The code:
double Ret_Value=0;
on default settings VS2012 compiles to:
10112128 xorps xmm0,xmm0
1011212E movsd mmword ptr [Ret_Value],xmm0
If SSE2 is disabled in project settings this is compiled to:
101102AC fldz
101102AE lea eax,[Ret_Value]
101102B1 push eax
101102B2 fstp qword ptr [Ret_Value]
Edit: I am not sure that push
and lea
are related to this initialization, maybe it is for stuff done after that, just disassembly shows them for this C++ line of code.
Is SSE2 significantly better? Except that it is 2 instructions shorter? What kind of optimization is done here?
How this was discovered: the app started to fail on an old processor which doesn't support SSE2.

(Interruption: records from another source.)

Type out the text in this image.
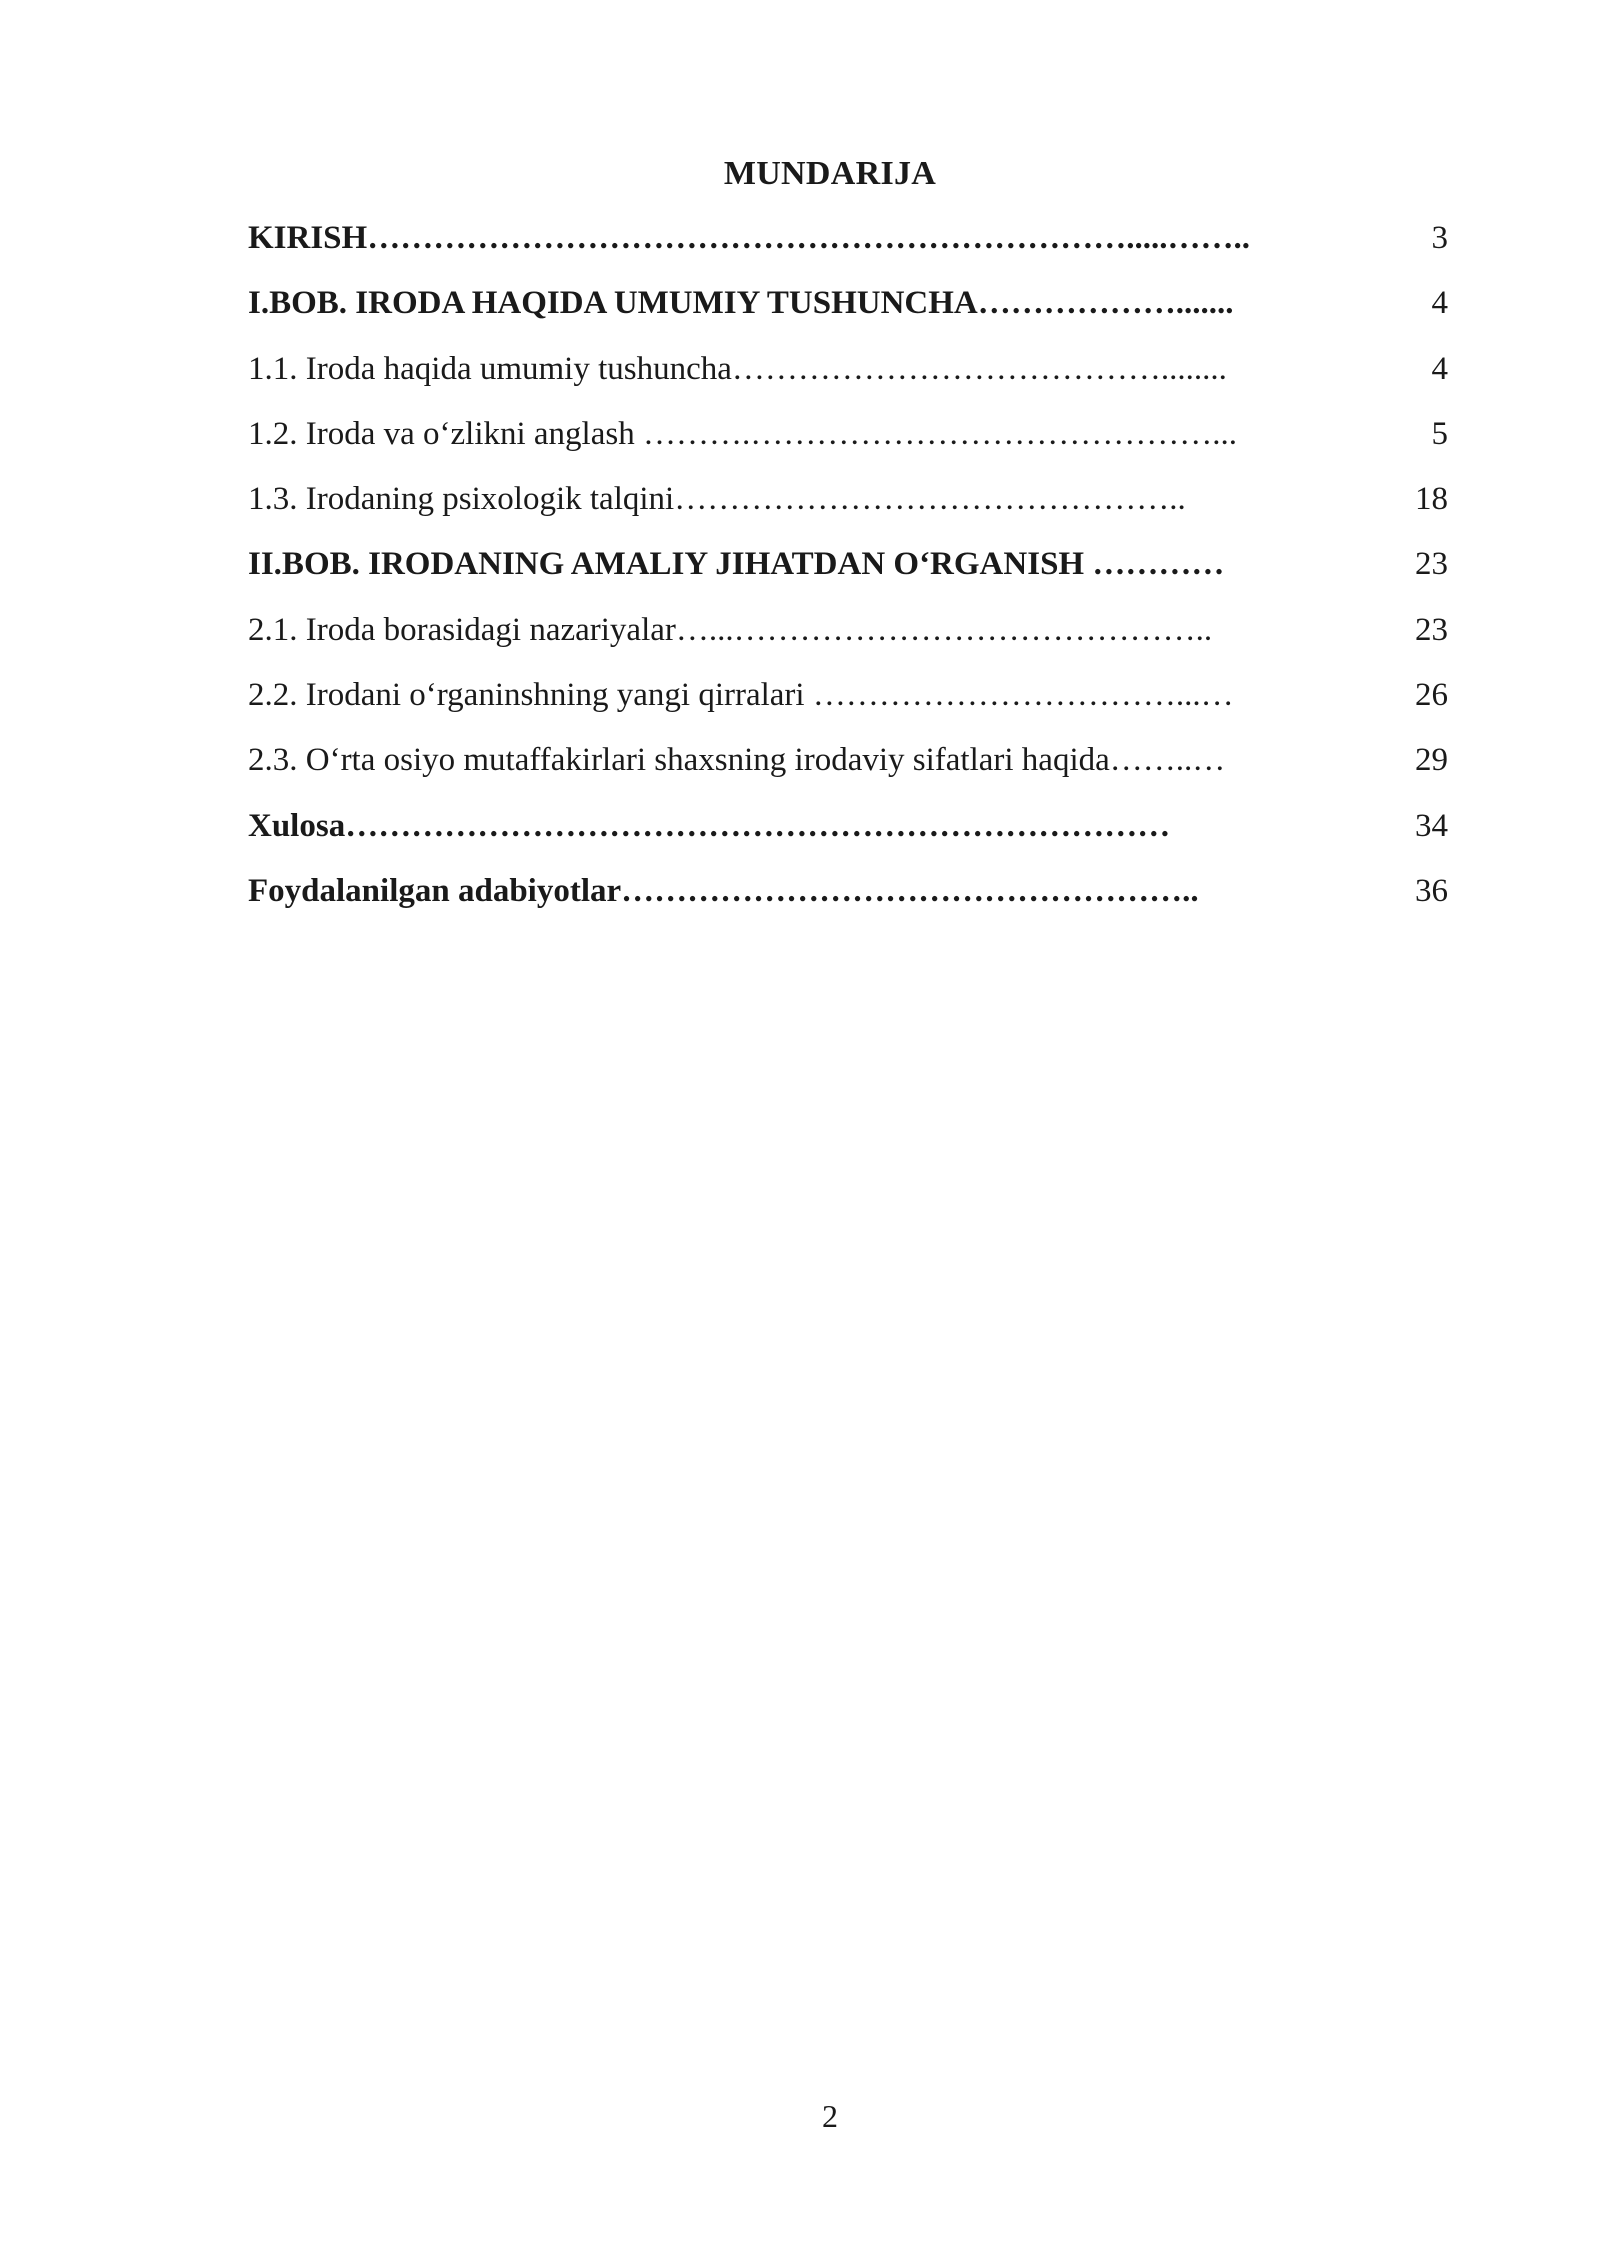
MUNDARIJA
KIRISH…………………………………………………………….....……..	3
I.BOB. IRODA HAQIDA UMUMIY TUSHUNCHA……………….......	4
1.1. Iroda haqida umumiy tushuncha…………………………………........	4
1.2. Iroda va o‘zlikni anglash ……….……………………………………...	5
1.3. Irodaning psixologik talqini………………………………………..	18
II.BOB. IRODANING AMALIY JIHATDAN O‘RGANISH …………	23
2.1. Iroda borasidagi nazariyalar…...……………………………………..	23
2.2. Irodani o‘rganinshning yangi qirralari ……………………………...…	26
2.3. O‘rta osiyo mutaffakirlari shaxsning irodaviy sifatlari haqida……..…	29
Xulosa…………………………………………………………………	34
Foydalanilgan adabiyotlar……………………………………………..	36
2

The Intel Optimization Reference Manual section 3.8.1 (Guidelines for Optimizing Floating-point Code) says -
Enable the compiler’s use of SSE, SSE2 and more advanced SIMD instruction sets (e.g. AVX) with appropriate switches. Favor scalar SIMD code generation to replace x87 code generation.
Section 3.8.5 goes on to explain:
Use Streaming SIMD Extensions 2 or Streaming SIMD Extensions unless you need an x87 feature. Most SSE2 arithmetic operations have shorter latency then their X87 counterpart and they eliminate the overhead associated with the management of the X87 register stack.